Not every company is well suited to remote work, like laboratories or organizations that rely heavily on an apprenticeship model. Going forward, these companies will likely follow a traditionalist model, meaning they’ll maintain mostly in-office workers and regular 9-to-5 hours.
But don’t let the name fool you—traditionalist offices can still adopt modern policies to improve workflow and productivity.
Namely, offices employing this model may still want to consider implementing new work options that improve productivity and employee satisfaction, such as office neighborhoods, agile working, ABW, hot desking, and reverse hoteling.
And since we know that 60% of office space was underutilized even before the pandemic, these types of offices may still want to use better space utilization. IoT sensors in particular may help. Sensors can provide a clearer picture of their current space management and how it can be improved.
Finally, these companies may also want to consider whether they have certain positions or departments that can embrace hybrid workplace models. Even if the majority of their workforce follows the traditionalist model.
Both architect and nomad offices are dipping their toes into hybrid work, trying to find the right balance that works for them. Architects tend to focus on reducing their real estate portfolio, while nomads focus more on employee concerns.
Both of these models are looking at how to use hybrid in the best possible way.
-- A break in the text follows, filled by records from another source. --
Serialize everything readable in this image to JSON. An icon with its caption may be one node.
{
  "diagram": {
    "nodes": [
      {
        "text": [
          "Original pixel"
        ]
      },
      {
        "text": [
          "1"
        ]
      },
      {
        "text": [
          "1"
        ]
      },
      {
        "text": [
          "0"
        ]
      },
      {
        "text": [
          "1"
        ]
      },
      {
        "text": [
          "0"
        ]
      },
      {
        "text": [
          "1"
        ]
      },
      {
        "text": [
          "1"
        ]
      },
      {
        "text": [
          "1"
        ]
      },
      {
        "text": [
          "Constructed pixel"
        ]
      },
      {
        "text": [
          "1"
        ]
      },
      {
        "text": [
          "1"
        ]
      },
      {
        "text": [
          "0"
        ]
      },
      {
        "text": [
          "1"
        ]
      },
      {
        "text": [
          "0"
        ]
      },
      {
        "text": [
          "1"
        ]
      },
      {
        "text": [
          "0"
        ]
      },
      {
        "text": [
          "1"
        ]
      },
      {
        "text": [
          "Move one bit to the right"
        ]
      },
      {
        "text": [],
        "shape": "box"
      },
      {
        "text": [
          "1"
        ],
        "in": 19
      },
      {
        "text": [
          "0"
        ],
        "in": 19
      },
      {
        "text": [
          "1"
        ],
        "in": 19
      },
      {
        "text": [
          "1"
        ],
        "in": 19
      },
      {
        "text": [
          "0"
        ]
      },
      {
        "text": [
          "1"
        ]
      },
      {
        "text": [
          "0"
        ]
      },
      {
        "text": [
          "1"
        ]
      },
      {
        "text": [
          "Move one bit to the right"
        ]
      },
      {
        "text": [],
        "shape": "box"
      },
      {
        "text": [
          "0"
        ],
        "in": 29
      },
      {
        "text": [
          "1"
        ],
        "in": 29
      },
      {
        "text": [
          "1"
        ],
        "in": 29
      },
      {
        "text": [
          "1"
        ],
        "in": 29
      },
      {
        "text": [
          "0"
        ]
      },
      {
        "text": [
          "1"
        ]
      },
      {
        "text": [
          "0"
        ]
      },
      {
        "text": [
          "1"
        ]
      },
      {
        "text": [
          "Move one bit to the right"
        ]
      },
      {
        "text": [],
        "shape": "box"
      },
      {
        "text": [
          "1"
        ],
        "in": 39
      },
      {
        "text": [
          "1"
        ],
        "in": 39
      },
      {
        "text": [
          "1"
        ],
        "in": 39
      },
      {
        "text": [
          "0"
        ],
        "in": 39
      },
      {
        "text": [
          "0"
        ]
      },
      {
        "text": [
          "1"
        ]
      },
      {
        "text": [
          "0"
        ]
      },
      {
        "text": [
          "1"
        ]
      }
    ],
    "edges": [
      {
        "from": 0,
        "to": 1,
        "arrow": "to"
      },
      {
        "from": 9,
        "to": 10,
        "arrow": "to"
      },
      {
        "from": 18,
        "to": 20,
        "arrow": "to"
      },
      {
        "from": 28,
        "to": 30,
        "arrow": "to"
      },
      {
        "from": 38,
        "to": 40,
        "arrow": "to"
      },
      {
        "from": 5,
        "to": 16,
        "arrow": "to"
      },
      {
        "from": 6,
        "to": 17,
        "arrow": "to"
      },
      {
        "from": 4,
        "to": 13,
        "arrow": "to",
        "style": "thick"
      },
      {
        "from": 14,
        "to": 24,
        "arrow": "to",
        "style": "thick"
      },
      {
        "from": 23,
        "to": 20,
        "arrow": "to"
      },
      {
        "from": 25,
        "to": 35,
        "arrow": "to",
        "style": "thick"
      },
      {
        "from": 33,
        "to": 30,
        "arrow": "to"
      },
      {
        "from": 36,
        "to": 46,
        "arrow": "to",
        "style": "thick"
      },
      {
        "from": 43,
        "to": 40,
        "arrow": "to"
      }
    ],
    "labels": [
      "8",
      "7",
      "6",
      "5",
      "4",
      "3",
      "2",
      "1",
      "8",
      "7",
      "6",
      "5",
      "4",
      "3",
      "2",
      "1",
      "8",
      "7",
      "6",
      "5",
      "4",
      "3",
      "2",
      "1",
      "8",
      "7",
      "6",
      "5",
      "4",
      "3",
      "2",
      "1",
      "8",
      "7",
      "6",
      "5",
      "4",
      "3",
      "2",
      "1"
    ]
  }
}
And both can take advantage of similar tools to empower their employees.
First, workers who don’t use the office every day may struggle with locating people and resources when they come in.
For this reason, FMs should implement good wayfinding systems with digital signage. Effective wayfinding makes the office easier to navigate for everyone.
For example, Shopify now uses Visual Directory to help improve employee experience for all types of workers (and visitors).
“Visual Directory® kiosks are so essential to the way our people navigate their spaces that we constantly get requests to add more,” says Alicia Murrell, Workplace Experience Manager, at Shopify. “Our people really rely on the interactive maps inside OfficeSpace to get wherever they need to go.”
Second, it’s critical that all employees, especially hybrid ones, have access to tailored software that makes it easy to book desks and rooms, as well as to see who else has made bookings—bringing in that visibility we discussed earlier.
Ideally, this software will also provide analytic data to FMs. As a result, they can better understand how the office is actually being used day-to-day, and use that information to make more informed decisions.
Like the name suggests, pioneer offices are pioneers in the hybrid workforce, giving their employees greater control over when, where, and how they work. The employees themselves will get to determine just how ‘hybrid’ they’d like to be.
That means these companies will need to follow the best practices we’ve covered for both in-office and hybrid workers. Especially since they can expect to have a healthy mix of both.
Real-time communication tools will be paramount for these workers, as well as increased cybersecurity. These workers in particular will benefit from better video conferencing. This includes Zoom meetings that integrate with their calendars and other software.
And if there’s any office that requires a robust Integrated Workplace Management System (IWMS), this is it.
Employee turnover is at extreme levels. This turnover can make measures like improving work-life balance and employee experience an opportunity for companies to both attract and retain workers.
Like talent expert Bill Schaninger explains in a recent McKinsey podcast, the pandemic has created “… an unbelievable opportunity to remake culture. It’s rare in a leader’s lifetime to have such a clean drop for reshaping how you run the place.”
Ultimately, the future for office workers is one where companies take their demands seriously, and create working arrangements that allow for more flexibility and autonomy, including more hybrid work.